Any help would be appreciated.

+1  A: 

This is a guess, but could it have something to do with a lack of a byte order mark? For UTF8, the BOM looks like EF BB BF in hex, and should be the very first thing in the file.

Colin Barrett
The BOM is not needed for UTF-8 (as its byte ordering is consistent regardless of endianness), and should generally be avoided as a lot of apps don't properly deal with a UTF-8 BOM.
adurdin
Hrm, yeah, you are probably right.
Colin Barrett
However, after a quick test, putting the BOM in *does* cause QuickLook and TextEdit to interpret it correctly in this case. Possibly the file is too short for the OS to identify it with certainty as UTF-8. It's certainly treating it as MacRoman.
adurdin
A: 

Another alternative if you want to avoid the BOM is to set the com.apple.TextEncoding extended attribute to UTF-8;134217984 on the file -- See here for more details.

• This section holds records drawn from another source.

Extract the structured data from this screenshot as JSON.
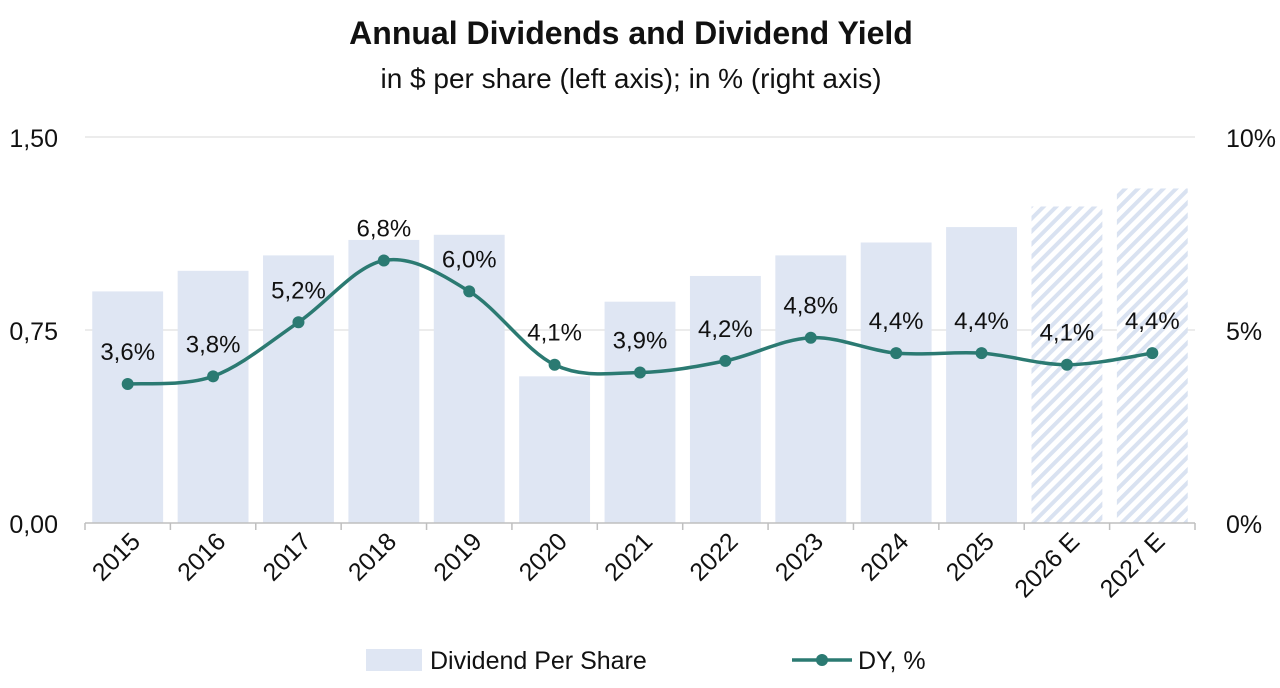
{
  "chart_data": {
    "type": "bar+line",
    "title": "Annual Dividends and Dividend Yield",
    "subtitle": "in $ per share (left axis); in % (right axis)",
    "categories": [
      "2015",
      "2016",
      "2017",
      "2018",
      "2019",
      "2020",
      "2021",
      "2022",
      "2023",
      "2024",
      "2025",
      "2026 E",
      "2027 E"
    ],
    "estimate_flags": [
      false,
      false,
      false,
      false,
      false,
      false,
      false,
      false,
      false,
      false,
      false,
      true,
      true
    ],
    "series": [
      {
        "name": "Dividend Per Share",
        "type": "bar",
        "axis": "left",
        "color": "#dfe6f3",
        "values": [
          0.9,
          0.98,
          1.04,
          1.1,
          1.12,
          0.57,
          0.86,
          0.96,
          1.04,
          1.09,
          1.15,
          1.23,
          1.3
        ]
      },
      {
        "name": "DY, %",
        "type": "line",
        "axis": "right",
        "color": "#2b7a72",
        "values": [
          3.6,
          3.8,
          5.2,
          6.8,
          6.0,
          4.1,
          3.9,
          4.2,
          4.8,
          4.4,
          4.4,
          4.1,
          4.4
        ],
        "labels": [
          "3,6%",
          "3,8%",
          "5,2%",
          "6,8%",
          "6,0%",
          "4,1%",
          "3,9%",
          "4,2%",
          "4,8%",
          "4,4%",
          "4,4%",
          "4,1%",
          "4,4%"
        ]
      }
    ],
    "y_left": {
      "range": [
        0,
        1.5
      ],
      "ticks": [
        0,
        0.75,
        1.5
      ],
      "tick_labels": [
        "0,00",
        "0,75",
        "1,50"
      ]
    },
    "y_right": {
      "range": [
        0,
        10
      ],
      "ticks": [
        0,
        5,
        10
      ],
      "tick_labels": [
        "0%",
        "5%",
        "10%"
      ]
    },
    "grid": true,
    "legend_position": "bottom"
  }
}
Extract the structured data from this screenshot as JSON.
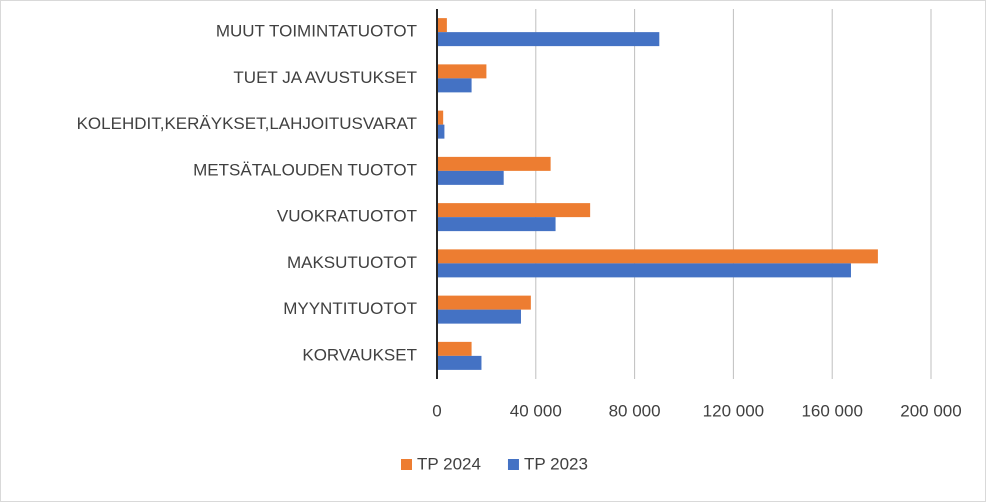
{
  "chart_data": {
    "type": "hbar",
    "categories": [
      "MUUT TOIMINTATUOTOT",
      "TUET JA AVUSTUKSET",
      "KOLEHDIT,KERÄYKSET,LAHJOITUSVARAT",
      "METSÄTALOUDEN TUOTOT",
      "VUOKRATUOTOT",
      "MAKSUTUOTOT",
      "MYYNTITUOTOT",
      "KORVAUKSET"
    ],
    "series": [
      {
        "name": "TP 2024",
        "color": "#ed7d31",
        "values": [
          4000,
          20000,
          2500,
          46000,
          62000,
          178500,
          38000,
          14000
        ]
      },
      {
        "name": "TP 2023",
        "color": "#4472c4",
        "values": [
          90000,
          14000,
          3000,
          27000,
          48000,
          167600,
          34000,
          18000
        ]
      }
    ],
    "xlim": [
      0,
      200000
    ],
    "xticks": [
      0,
      {
        "value": 40000,
        "label": "40 000"
      },
      {
        "value": 80000,
        "label": "80 000"
      },
      {
        "value": 120000,
        "label": "120 000"
      },
      {
        "value": 160000,
        "label": "160 000"
      },
      {
        "value": 200000,
        "label": "200 000"
      }
    ],
    "grid": true,
    "legend": "bottom"
  }
}
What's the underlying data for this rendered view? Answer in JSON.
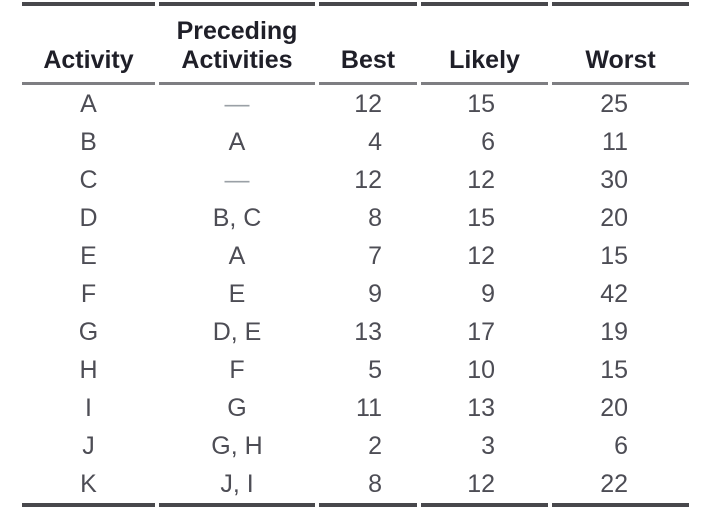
{
  "table": {
    "title": "activity-time-estimates",
    "headers": {
      "activity": "Activity",
      "preceding": "Preceding\nActivities",
      "best": "Best",
      "likely": "Likely",
      "worst": "Worst"
    },
    "no_predecessor_symbol": "—",
    "rows": [
      {
        "activity": "A",
        "preceding": "—",
        "best": "12",
        "likely": "15",
        "worst": "25"
      },
      {
        "activity": "B",
        "preceding": "A",
        "best": "4",
        "likely": "6",
        "worst": "11"
      },
      {
        "activity": "C",
        "preceding": "—",
        "best": "12",
        "likely": "12",
        "worst": "30"
      },
      {
        "activity": "D",
        "preceding": "B, C",
        "best": "8",
        "likely": "15",
        "worst": "20"
      },
      {
        "activity": "E",
        "preceding": "A",
        "best": "7",
        "likely": "12",
        "worst": "15"
      },
      {
        "activity": "F",
        "preceding": "E",
        "best": "9",
        "likely": "9",
        "worst": "42"
      },
      {
        "activity": "G",
        "preceding": "D, E",
        "best": "13",
        "likely": "17",
        "worst": "19"
      },
      {
        "activity": "H",
        "preceding": "F",
        "best": "5",
        "likely": "10",
        "worst": "15"
      },
      {
        "activity": "I",
        "preceding": "G",
        "best": "11",
        "likely": "13",
        "worst": "20"
      },
      {
        "activity": "J",
        "preceding": "G, H",
        "best": "2",
        "likely": "3",
        "worst": "6"
      },
      {
        "activity": "K",
        "preceding": "J, I",
        "best": "8",
        "likely": "12",
        "worst": "22"
      }
    ],
    "colors": {
      "background": "#ffffff",
      "rule_heavy": "#48484c",
      "rule_light": "#7e7e82",
      "header_text": "#1f1f28",
      "body_text": "#4d4d55",
      "dash_text": "#9aa0a6"
    }
  }
}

I don't know how you would do that from code, but xattr -w com.apple.TextEncoding 'UTF-8;134217984' filename.txt will do it at the command line to confirm that it fixes the issue for you.

adurdin
+1  A: 

If you save a text file with an UTF BOM, and the com.apple.TextEncoding xattr is not set, any software that opens it will have to guess at the correct character encoding. Some apps guess UTF-8, some guess Mac OS Roman, and others guess something else.

You can replicate this behavior by saving a file as UTF-8 with no BOM, and then in Terminal give the xattr -d com.apple.TextEncoding filename.txt command.

To set the xattr, you would call setxattr(). There doesn't seem to be a documented way to set it via a Cocoa API. You could also prefix your data with the UTF-8 BOM.

There's the question of what character encoding should be assumed when the BOM and xattr are missing. Is it a bug if it defaults to Mac OS Roman? Should UTF-8 be the default?

lucius
A: 

I experienced the same issue just yesterday! My problem was that files created with by NSString writeToFile:atomically:encoding:error: were being read and interpreted by QuickLook and Text Edit perfectly, but files created by writing UTF-8 data straight to a file with NSFileHandle did not work in QL & TE (the automatic encoding got it wrong).

Peter Hosey pointed me to this question and after some testing it turns out that the NSString method does not use the BOM, instead it just uses the extended attribute com.apple.TextEncoding. With some code I found online I created an NSString category to allow you to set this value easily by passing a file path and a NSStringEncoding value.

NSString (FileTextEncodingAttribute) on gist.github

An example would be:

[NSString setTextEncodingAttribute:NSUTF8StringEncoding atPath:@"myfile.txt"];

I've tested this and it works perfectly :) Who knew writing a plain text file would take so much research!!

Michael Waterfall